Maybe a hoax. Who wants to go for a swim :lol:


----------



## paulo (Nov 1, 2007)

Breambo.. warning headed.. Extra battery for shark shield packed.. brown daks in too. :shock:    
I dunno about great white sharks but 3 years back I was on my annual 4 day charter off Fraser Island. We lost about a half dozen good fish when a huge black shadow rose slowly from the depths 2 foot off the back of the boat. Everyone took an involuntary step back from the transom and my cods went north like a rat up a drain pipe. You know the feeling when you look out over a cliff. 
The back of the boat was exactly 20 ft wide. All ten people on board agreed it was a good few feet longer than the width of the transom. That puts it around 6-7 metres in length. It was a tiger shark. It was almost 2 metres across the scone and if it wanted to have a go at us it would have done some real damage. Scared the absolute crap out of me. Don't whites grow larger than tigers do?
I cant even imaging something that size pulling up along side the yak, let alone a white that will really take an interest in you. I saw a photo on the forum of dugout sitting on a life size replica of a salty croc they once captured at 37ft. That thing looked like a tour bus. Id hate to meet one of those.


----------



## colzinho (Aug 6, 2007)

Q (reporter) Did you get a positive ID on the species of shark?
A (fisho) No 
Story: white pointer for sure

Q How long was the shark
A I dunno, maybe about 3 metres
Story: Jaws IV


----------



## rawprawn (Aug 31, 2005)

As some of you know this is the lake I live and fish on (out last Sunday with my son). A few years ago a couple of young baby GWs got caught up in the nets, they only reported catching one. We all asked at the time where's mum? I have the photo at home somewhere of the one caught. There are no fishermen or tourists to scare off this time of year so it's unlikely to be a hoax however I think the size reported is wrong at least I hope it is :shock: I have heard it was about 10 foot. I just might have to rig up a big heavier this weekend ;-)


----------



## wopfish (Dec 4, 2006)

I remember seeing the photo myself of baby and thinking exactly the same about mum and dad and gradndad and uncle :shock: :shock: :shock: :shock: :shock: :shock: :shock: !!!!!


----------



## rawprawn (Aug 31, 2005)

The lake is only about 2m deep in most places. If it was 7m long it wouldnt be hard to spot. Just look for the wave and the sail passing by :shock: I think it's more likley to be 10 foot.


----------



## dp21 (Mar 22, 2008)

more like tugger's lakes


----------



## Astro (Nov 27, 2006)

Breambo said:


> Maybe a hoax. Who wants to go for a swim :lol:


sure....you first....just hold this big hook for me please.... :twisted:


----------



## mcbigg (Jul 14, 2007)

I'm sure the local RSPCA/Animal Welfare League have got plenty of dogs that need exercising. Swimming is great exercise!
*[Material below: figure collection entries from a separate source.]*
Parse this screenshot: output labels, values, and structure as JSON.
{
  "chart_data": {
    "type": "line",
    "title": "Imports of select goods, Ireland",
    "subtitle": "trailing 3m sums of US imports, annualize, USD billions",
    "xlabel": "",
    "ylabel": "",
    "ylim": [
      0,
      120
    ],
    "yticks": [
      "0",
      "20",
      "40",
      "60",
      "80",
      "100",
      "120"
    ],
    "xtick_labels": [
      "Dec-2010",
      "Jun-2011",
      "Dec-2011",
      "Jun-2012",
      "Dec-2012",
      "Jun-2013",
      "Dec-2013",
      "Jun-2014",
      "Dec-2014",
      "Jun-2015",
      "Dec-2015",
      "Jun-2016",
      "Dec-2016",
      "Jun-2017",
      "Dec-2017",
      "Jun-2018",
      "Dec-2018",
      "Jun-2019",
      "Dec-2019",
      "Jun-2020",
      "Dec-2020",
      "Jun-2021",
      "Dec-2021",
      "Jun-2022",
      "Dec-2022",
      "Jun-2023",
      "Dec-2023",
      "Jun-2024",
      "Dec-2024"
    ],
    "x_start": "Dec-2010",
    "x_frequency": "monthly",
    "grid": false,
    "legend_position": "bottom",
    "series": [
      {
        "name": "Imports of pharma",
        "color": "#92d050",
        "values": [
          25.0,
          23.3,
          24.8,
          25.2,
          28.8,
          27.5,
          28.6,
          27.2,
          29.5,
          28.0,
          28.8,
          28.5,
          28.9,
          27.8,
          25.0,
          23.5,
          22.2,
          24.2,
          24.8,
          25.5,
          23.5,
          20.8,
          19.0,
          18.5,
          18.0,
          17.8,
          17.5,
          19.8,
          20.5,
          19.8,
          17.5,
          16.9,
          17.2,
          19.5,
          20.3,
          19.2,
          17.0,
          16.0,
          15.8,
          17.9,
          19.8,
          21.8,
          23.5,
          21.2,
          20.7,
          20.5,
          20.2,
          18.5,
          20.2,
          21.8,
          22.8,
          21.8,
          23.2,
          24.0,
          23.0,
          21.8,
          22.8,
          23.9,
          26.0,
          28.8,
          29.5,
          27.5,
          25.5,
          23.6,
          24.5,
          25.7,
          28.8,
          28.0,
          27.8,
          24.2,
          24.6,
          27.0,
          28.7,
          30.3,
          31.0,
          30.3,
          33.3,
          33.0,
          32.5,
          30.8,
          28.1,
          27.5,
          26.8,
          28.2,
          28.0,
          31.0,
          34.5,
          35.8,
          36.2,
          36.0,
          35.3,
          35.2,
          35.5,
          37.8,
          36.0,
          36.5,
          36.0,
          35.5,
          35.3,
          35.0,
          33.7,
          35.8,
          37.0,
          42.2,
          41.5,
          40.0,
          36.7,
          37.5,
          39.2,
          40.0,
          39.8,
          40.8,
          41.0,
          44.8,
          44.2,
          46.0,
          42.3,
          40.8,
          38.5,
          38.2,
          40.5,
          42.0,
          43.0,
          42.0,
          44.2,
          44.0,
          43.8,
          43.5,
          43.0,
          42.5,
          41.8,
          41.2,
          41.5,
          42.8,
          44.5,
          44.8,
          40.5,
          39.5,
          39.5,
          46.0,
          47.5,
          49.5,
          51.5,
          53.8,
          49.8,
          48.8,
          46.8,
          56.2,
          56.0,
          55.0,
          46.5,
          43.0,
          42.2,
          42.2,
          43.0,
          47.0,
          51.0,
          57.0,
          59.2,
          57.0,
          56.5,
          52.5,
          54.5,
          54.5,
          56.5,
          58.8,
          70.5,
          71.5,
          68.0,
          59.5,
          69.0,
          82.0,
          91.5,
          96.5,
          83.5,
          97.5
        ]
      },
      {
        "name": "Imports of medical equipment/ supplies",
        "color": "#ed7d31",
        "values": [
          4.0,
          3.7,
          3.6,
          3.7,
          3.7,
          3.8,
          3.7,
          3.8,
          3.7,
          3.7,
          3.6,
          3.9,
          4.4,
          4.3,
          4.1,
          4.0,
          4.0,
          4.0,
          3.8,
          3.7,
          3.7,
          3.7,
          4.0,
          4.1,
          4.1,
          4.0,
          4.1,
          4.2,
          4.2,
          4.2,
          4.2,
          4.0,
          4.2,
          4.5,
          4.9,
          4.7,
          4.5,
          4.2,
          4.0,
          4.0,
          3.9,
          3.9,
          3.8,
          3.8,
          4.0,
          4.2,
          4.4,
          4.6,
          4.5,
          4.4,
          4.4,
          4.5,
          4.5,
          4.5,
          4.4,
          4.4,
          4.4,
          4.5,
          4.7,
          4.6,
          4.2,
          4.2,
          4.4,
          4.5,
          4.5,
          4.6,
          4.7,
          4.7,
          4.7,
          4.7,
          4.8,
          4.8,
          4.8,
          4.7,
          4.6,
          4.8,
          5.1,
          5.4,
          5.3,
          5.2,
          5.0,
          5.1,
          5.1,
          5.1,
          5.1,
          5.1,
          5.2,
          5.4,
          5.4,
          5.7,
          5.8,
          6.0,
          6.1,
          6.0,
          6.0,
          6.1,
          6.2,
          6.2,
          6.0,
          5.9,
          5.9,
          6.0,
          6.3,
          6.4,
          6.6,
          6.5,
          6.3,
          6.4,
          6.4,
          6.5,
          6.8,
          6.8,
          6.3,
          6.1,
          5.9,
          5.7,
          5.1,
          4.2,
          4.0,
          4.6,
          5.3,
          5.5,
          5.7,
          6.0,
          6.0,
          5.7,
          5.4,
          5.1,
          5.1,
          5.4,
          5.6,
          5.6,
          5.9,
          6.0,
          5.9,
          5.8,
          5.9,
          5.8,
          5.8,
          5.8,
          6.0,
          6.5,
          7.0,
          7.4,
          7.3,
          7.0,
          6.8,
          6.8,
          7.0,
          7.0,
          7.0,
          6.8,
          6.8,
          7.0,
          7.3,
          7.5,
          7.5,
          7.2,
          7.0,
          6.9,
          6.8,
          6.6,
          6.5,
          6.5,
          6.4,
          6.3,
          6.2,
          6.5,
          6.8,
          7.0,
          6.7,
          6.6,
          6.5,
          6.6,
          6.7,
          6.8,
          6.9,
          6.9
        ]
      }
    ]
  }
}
Just because the lead you use is 300 metres long and attaches to the collar with a large hook, shouldn't be cause for alarming the animal rights people should it?


----------



## wopfish (Dec 4, 2006)

So if sharks could fly - that would be its shadow on the ground ;-)


----------



## SharkNett (Feb 20, 2006)

I have seen a GWS a touch under 5m less than a meter away from a dive cage (at one point there were 4 at once all over 4m). One of the most awesome experiences of my life so far. So much so I plan to do it again in the next couple of years.Would love to see a fully grown one.
When they are just cruising past they almost seem like a big puppy and you feel as if you could reach out and pat them. Then they open that mouth to bite something and you remember why all parts of the diver stay behind the bars.
As has been metioned, the biggest GWS reliably measured was about 6m. There would have to be alot of food to attract a shark that big into 2m of water. They are only capable of short bursts of speed and it would be difficult to use thier patented surprise attack from below in water that shallow.

Rob.


----------



## Breambo (Apr 19, 2006)

occy said:


> Glad to hear it's only around 10 foot long Greg. :shock: That makes a real difference. :roll:


Maybe its one of the "babies" from a couple of years ago, just grown a bit fatter :lol:


----------



## Shorty (May 11, 2008)

I will be taking groups out on guided kayak tours of the lake over the next couple of weekends, i have not decided on the final pricing yet but if anybodys interested it will probally cost you an arm and a leg. :lol:


----------



## MrFaulty (May 15, 2008)

Don't know if its true or a hoax, probably somewhere in between, media and fisherman will stretch a goldfish to a 7m white! Anyway i have some objection to terms like monster being used in the media, it is just a bloody big fish with every much as right to swim in the lake as we do - don't get me wrong, i don't think it is a big puppy that needs a pat. I love fishing and eating fish but I hope it lives and no one targets it as it's only purpose dead will be for some form of compensation for someone who is lacking in other areas (if you get my meaning) - I think it would be a bit tough to eat!


----------



## L3GACY (Sep 2, 2007)

MrFaulty said:


> I think it would be a bit tough to eat!


Well... At 25 years old the mercury levels alone should discourage anyone from trying to eat it.


----------



## rawprawn (Aug 31, 2005)

It's an interesting one. Spoke to a mate last night whose next door neighbour is a local commercial fisherman on the lake. The bloke that caught it called him when it happened. He is an old fisho and no prone to exaggeration. He said the fish was longer than his boat which is 18 foot long :shock:

Guess we will have to live in wonder. I must admit I like the fact there could such a large fish in my humble little lake.


----------



## Raumati (May 22, 2006)

In the summer of 1999 a couple of bronse whalers were chasing kahawai in the shallows by a sea wall .It was a really high tide so you could stand on the wall and they were maybe 3 metres away, a radio reporter showed up and asked me how long they were I said "about five feet long" , she went back to her office and they shared the building with the local newspaper and she told one of their reporters.
They printed the sharks length as 5 metres.


----------



## diabolical (Mar 30, 2008)

Nah, its not a shark. Its a midget Jap sub manned by two ninety year old submariners who are still looking for Sydney harbour. :mrgreen:


----------



## Rick (Dec 19, 2006)

On the news last night they stated if the GW was found to be in the lake nothing would be done to it unless it was injured ....  then it could be put down! :?

Wonder if the story would have went along those lines at the height of Summer?

As for the those digging out the wire traces I am sure they have good intentions and will be practicing C&R. ;-)


----------



## mcbigg (Jul 14, 2007)

diabolical said:


> Nah, its not a shark. Its a midget Jap sub manned by two ninety year old submariners who are still looking for Sydney harbour. :mrgreen:


lmao. Gold!
:lol: :lol: :lol: :lol:


----------